Stashing excessive amounts of tax revenue in a “rainy-day fund” while roads disintegrate, children go hungry and an opioid epidemic rages is not only cruel. It’s fiscally shortsighted and irresponsible.

I heard Ken Fredette, House minority leader and Republican candidate for governor, on “Maine Calling” bragging about the rainy-day fund that Gov. Paul LePage has amassed since taking office. It’s in the neighborhood of $200 million.

Every state needs a rainy-day fund for emergencies. But I don’t pay taxes so LePage can squirrel away money while kids go to bed hungry, people don’t have access to timely health care, our roads are a sea of disappearing pavement or an opioid epidemic intensifies each year. That’s fiscally irresponsible and cruel.
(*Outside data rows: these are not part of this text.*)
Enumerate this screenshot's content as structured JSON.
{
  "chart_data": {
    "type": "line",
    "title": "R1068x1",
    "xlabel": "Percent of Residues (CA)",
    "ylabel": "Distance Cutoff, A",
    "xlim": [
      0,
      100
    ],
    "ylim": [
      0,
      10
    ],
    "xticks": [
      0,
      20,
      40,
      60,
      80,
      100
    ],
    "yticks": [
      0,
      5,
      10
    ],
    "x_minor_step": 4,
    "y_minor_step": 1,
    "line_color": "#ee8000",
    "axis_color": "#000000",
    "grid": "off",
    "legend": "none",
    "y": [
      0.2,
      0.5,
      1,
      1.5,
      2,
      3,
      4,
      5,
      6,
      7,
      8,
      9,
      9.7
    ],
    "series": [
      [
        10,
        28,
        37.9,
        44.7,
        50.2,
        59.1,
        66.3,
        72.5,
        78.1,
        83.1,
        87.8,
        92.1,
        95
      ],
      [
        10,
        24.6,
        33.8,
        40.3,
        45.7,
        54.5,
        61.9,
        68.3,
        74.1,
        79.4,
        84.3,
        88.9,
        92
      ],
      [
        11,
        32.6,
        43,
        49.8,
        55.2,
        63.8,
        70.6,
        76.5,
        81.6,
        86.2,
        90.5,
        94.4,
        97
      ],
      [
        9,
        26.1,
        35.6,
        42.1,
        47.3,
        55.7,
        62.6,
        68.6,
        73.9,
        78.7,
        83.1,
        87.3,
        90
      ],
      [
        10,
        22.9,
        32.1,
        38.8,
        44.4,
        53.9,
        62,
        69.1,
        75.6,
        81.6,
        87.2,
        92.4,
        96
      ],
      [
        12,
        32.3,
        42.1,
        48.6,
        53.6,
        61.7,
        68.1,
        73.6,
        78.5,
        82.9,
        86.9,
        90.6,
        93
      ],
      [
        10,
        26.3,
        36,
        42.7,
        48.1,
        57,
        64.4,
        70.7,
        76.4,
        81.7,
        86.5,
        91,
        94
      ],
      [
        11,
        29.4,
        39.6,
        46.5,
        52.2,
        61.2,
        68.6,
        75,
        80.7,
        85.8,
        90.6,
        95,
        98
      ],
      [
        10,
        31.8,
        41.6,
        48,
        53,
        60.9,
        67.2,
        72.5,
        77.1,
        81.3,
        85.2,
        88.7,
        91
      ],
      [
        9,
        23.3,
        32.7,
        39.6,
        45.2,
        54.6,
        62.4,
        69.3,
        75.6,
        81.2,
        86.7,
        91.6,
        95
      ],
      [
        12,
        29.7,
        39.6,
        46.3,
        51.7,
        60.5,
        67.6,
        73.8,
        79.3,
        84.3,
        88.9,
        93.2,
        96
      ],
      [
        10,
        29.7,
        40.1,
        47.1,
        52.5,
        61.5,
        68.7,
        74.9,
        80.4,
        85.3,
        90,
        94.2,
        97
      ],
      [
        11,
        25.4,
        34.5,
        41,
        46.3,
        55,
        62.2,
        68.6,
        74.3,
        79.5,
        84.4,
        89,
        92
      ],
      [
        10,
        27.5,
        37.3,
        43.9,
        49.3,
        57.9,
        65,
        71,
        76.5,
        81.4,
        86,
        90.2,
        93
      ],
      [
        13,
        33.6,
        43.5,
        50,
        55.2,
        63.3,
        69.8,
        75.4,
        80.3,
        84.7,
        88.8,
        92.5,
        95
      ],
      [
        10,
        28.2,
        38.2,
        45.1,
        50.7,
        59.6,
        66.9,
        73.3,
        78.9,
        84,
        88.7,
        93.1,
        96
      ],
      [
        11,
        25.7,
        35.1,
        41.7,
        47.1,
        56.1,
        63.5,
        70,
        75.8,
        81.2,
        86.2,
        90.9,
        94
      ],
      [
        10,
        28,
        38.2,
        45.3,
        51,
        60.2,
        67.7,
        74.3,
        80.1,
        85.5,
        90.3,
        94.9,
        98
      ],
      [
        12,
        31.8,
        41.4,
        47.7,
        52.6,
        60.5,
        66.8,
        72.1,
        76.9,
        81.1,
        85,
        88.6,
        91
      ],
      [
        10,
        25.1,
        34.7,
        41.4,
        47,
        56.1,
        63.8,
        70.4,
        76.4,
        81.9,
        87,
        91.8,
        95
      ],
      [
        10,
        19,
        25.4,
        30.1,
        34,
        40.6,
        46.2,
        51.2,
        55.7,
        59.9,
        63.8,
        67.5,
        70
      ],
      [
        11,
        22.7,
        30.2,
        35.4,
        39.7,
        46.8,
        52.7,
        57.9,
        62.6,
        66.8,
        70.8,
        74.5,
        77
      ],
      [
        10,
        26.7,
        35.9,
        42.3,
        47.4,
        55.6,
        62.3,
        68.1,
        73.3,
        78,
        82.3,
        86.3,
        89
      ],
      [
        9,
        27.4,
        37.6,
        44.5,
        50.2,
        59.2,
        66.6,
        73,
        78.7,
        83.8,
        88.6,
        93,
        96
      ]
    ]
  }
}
Hungry children can’t learn. Those caught in the throes of addiction can’t parent or work. The chronically ill with no access to care can’t contribute to society. And roads eventually have to be fixed, often at much greater cost.

The state is charged with providing for the common good. And if you’re questioning whether the common good is any concern of yours, think again. We sink or swim together, as a state.

A vote for any of the Republican candidates for governor will give you more of the fiscally irresponsible and inhumane policies that the LePage administration has inflicted on the state, a continuation of the race to the bottom.